My Year of JRPGs — Atelier Rorona: The Alcehmist of Arland

I don’t think it would too terribly incorrect to say that Atelier Rorona  has significant mass appeal. Gameplay is as repetitive as you would expect from a JRPG, but pleasantly so; the entire game is geared toward the obsessive gamer, the type who feels compelled to find all the collectible items in every game he/she plays.

The game is about Rorona, a teenage alchemist who is forced to take over her alchemy shop and create a series of items for the government over the course of three years. In that same span, she is expected to create/collect other random items for the townspeople and her friends — basically, she has to do her job.

Atelier Rorona: The Alchemist of Arland (PS3 [Reviewed])
Developer: Gust
Publisher: NIS
Release Date: September 28, 2010
MSRP: $49.99

And so the entire game is about taking Rorona — and friends, of course — out into the treacherous countryside looking for items and ingredients, and then taking her back to her workshop to make things. That’s 100% of the game. An added twist is the time limit; it takes time to make things and travel, and each task must be completed in a timely manner.

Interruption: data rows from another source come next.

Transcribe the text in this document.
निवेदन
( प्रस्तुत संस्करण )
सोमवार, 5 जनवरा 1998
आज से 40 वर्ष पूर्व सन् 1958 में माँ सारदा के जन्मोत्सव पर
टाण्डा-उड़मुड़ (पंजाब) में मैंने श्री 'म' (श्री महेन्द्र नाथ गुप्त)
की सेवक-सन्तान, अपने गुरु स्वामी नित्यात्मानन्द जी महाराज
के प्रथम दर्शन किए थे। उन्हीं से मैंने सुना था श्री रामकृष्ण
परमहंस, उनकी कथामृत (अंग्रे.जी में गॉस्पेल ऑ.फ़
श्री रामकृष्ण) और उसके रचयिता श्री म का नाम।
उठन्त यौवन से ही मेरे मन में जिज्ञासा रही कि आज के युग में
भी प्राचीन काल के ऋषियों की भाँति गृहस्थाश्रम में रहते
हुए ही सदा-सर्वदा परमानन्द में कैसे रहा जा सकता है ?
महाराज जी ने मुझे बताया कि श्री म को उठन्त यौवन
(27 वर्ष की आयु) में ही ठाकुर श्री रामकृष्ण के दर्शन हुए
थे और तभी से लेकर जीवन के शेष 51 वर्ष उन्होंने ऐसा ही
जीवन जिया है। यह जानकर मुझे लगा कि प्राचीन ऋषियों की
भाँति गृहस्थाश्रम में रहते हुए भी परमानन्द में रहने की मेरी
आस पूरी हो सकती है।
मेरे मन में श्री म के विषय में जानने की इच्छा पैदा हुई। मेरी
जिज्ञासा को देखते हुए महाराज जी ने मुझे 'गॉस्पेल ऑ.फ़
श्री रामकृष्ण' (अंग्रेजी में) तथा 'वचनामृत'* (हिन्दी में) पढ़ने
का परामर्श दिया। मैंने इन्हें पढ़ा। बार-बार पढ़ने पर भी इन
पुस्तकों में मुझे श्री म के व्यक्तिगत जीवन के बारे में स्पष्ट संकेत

The countryside is treacherous because it’s full of monsters, and battles are turn-based and generally unremarkable. No one aspect of the game is trying on its own; the challenge is to manage your time well enough that you complete all the main government tasks while also raising your reputation with the townspeople enough that they want to keep you around once it’s all over.

The game is perplexing in that it isn’t open-ended. People obsess over games like Animal Crossing and Farmville because they can play them forever, and Atelier Rorona could be that kind of game if it wanted to, because folks definitely would keep playing in order to raise the friendship levels of all the folks Rorona knows and gain the approval of the townsfolk. It was jarring, then, that once it was all over it was really over. I think I admire the challenge it presents the player to try to accomplish the tough trophy requirements within the strict framework of the game. That stubbornness does promote replay, though, and the game is short enough (20-30 hours) that giving it another go ’round doesn’t seem horribly unreasonable.

What’s far more interesting to discuss, though, is the “other stuff”: the characters and their interactions. The game features the typical character cut-out cutscenes that require you to press X after every line of dialogue, all of which is mostly bad. It doesn’t help, of course, that the characters often talk about how certain characters always look angry, even though the cut-outs never really show it.

But that’s not why the character are the interesting part. No, the reason is that the characters in Atelier Rorona are awkward to a disturbing degree. There is an attractive shopkeeper in town, and several middle-aged men, including Rorona’s married father, like to stand in her shop and discuss all the different nice things they’d like to do for this woman to make her happy, and what kind of jewelry they should buy her and whatnot. It’s precious and funny, but it’s also bizarre.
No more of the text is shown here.